The Daily Parker

Politics, Weather, Photography, and the Dog

Not getting it done

President Trump is, and has always been, a fraud. And now it may have caught up with him.

The man who claims to have written a book on negotiating couldn't get what he claimed was his first priority through a friendly Congress. Now Congress is no longer friendly. Josh Marshall concludes from this that "Trump cannot learn how to be President:"

Democrats were actually quite willing to fund the wall. They offered tens of billions of dollars for it, far more than they’re refusing to support now. But Trump had to give them DACA. He said he would but then refused, apparently because his most rage-driven advisors said it would make him weak, much as he was goaded into this shutdown by Coulter and Limbaugh. He’s weak in respect to his supporters who control him and manipulate him. It’s probably better to say that he couldn’t than he wouldn’t.

There were a number of red state Democrats who were quite ready to make deals and the entire Democratic caucus would have in exchange for something they wanted. But he couldn’t do it. He can only dictate. This shouldn’t surprise us. He couldn’t manage to get Obamacare repealed, even by the 50 vote standard, one in which he needed only Republican votes, even though Republicans had campaigned on doing just that for almost a decade. That’s a remarkable level of governance failure.
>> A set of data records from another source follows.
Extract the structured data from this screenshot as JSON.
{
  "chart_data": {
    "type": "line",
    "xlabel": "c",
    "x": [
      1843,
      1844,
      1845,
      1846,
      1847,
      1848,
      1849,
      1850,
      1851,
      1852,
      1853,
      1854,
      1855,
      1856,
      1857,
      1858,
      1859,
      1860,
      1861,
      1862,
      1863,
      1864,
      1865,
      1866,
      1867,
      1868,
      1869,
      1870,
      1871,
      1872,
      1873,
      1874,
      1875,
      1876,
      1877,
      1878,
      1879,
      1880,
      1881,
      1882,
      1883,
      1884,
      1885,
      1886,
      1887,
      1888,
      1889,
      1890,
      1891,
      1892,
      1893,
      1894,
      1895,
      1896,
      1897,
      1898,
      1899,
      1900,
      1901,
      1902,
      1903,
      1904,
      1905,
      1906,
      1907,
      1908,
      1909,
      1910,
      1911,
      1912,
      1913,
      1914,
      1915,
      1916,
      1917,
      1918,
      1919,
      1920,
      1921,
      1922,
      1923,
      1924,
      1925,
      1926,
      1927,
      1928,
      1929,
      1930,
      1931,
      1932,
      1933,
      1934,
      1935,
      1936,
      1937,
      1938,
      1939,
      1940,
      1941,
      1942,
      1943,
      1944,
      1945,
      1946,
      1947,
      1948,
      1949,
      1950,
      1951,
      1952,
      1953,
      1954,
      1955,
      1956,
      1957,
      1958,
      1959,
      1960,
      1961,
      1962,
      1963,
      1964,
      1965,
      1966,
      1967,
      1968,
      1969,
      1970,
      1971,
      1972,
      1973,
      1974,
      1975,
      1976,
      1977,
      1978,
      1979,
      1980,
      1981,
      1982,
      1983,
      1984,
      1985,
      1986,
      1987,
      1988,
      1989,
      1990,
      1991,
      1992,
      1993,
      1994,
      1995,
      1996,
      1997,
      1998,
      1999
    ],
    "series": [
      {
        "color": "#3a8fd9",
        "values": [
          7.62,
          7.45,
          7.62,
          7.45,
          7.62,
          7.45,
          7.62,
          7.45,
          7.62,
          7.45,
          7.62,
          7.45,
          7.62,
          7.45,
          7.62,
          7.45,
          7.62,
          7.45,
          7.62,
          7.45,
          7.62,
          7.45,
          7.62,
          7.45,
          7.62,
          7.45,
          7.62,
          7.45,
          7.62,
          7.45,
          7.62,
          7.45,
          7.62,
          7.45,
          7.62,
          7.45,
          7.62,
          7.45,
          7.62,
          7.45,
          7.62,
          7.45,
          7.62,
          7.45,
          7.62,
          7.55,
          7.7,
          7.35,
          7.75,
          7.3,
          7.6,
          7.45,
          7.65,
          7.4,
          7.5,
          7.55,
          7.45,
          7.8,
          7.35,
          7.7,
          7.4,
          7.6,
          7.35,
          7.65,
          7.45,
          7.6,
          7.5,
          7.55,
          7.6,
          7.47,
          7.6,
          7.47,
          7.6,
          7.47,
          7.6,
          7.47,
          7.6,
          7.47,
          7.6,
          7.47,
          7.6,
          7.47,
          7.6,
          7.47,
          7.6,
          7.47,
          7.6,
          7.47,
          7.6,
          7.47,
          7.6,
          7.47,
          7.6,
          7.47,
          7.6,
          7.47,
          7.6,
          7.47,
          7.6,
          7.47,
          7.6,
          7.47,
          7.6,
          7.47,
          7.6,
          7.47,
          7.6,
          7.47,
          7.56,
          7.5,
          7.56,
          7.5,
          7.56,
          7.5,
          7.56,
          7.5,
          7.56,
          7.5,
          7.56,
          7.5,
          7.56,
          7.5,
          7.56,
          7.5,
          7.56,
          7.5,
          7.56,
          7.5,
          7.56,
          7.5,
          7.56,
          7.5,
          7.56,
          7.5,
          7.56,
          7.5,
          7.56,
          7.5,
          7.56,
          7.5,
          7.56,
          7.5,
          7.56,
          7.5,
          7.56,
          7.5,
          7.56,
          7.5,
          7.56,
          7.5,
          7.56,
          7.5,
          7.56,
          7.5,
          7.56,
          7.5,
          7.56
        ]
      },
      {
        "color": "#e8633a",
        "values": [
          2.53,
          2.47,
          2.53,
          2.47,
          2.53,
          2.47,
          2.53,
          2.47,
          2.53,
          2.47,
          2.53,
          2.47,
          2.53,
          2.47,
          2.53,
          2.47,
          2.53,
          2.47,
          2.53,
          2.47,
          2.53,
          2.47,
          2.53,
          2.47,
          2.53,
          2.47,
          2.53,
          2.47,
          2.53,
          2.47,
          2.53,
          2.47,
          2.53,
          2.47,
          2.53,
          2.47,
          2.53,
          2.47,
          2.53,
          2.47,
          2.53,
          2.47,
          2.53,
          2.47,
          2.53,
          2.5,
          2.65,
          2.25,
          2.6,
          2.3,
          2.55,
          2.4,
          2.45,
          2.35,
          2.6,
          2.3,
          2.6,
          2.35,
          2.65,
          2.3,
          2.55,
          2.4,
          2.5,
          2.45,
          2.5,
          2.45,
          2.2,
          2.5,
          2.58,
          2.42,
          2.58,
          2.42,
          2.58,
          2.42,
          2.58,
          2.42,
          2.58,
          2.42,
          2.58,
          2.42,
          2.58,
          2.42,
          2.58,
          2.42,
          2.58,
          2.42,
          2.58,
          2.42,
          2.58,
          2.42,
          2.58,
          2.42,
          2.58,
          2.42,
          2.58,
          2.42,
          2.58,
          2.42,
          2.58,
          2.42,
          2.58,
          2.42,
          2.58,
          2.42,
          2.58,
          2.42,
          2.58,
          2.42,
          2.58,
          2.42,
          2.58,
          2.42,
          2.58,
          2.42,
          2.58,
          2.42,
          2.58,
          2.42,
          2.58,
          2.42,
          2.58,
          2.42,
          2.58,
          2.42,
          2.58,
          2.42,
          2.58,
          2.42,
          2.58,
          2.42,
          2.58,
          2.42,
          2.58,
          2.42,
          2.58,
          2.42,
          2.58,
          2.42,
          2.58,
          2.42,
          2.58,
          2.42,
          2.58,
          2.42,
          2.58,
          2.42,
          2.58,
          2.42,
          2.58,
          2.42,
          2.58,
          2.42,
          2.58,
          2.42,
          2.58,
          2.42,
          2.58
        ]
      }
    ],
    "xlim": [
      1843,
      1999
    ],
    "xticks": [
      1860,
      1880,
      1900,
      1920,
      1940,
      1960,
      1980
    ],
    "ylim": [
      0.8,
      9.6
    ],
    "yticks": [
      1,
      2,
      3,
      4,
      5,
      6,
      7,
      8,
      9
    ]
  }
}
And now he's discovering that his self-lauded negotiating skills just don't seem to work:

Trump’s approach is a hallmark of a president who eschews strategic planning and preparation in favor of day-to-day tactical maneuvering and trusting his gut. But as he digs in against an emboldened Democratic opposition, Trump has found that his go-to arsenal of bluster, falsehoods, threats and theatrics has laid bare his shortcomings as a negotiator — preventing him from finding a way out of what may be the biggest political crisis of his presidency.

White House allies professed confusion over the president’s tactics. Trump aides initially signaled he would support a continuing resolution from Congress to fund the government through early February, but the president reversed course in the face of intense criticism from conservative talk show hosts and border hawks.

As James Fallows said:

Give me a lever that is long enough, and I can move the world, Archimedes is supposed to have said. We now have a Coulter corollary, descended perhaps from Iago and Lady Macbeth. It is: Give me a man who is weak enough, and I can taunt him into anything.

We're still 10 days away from the half-way point of this administration. Heaven help us all.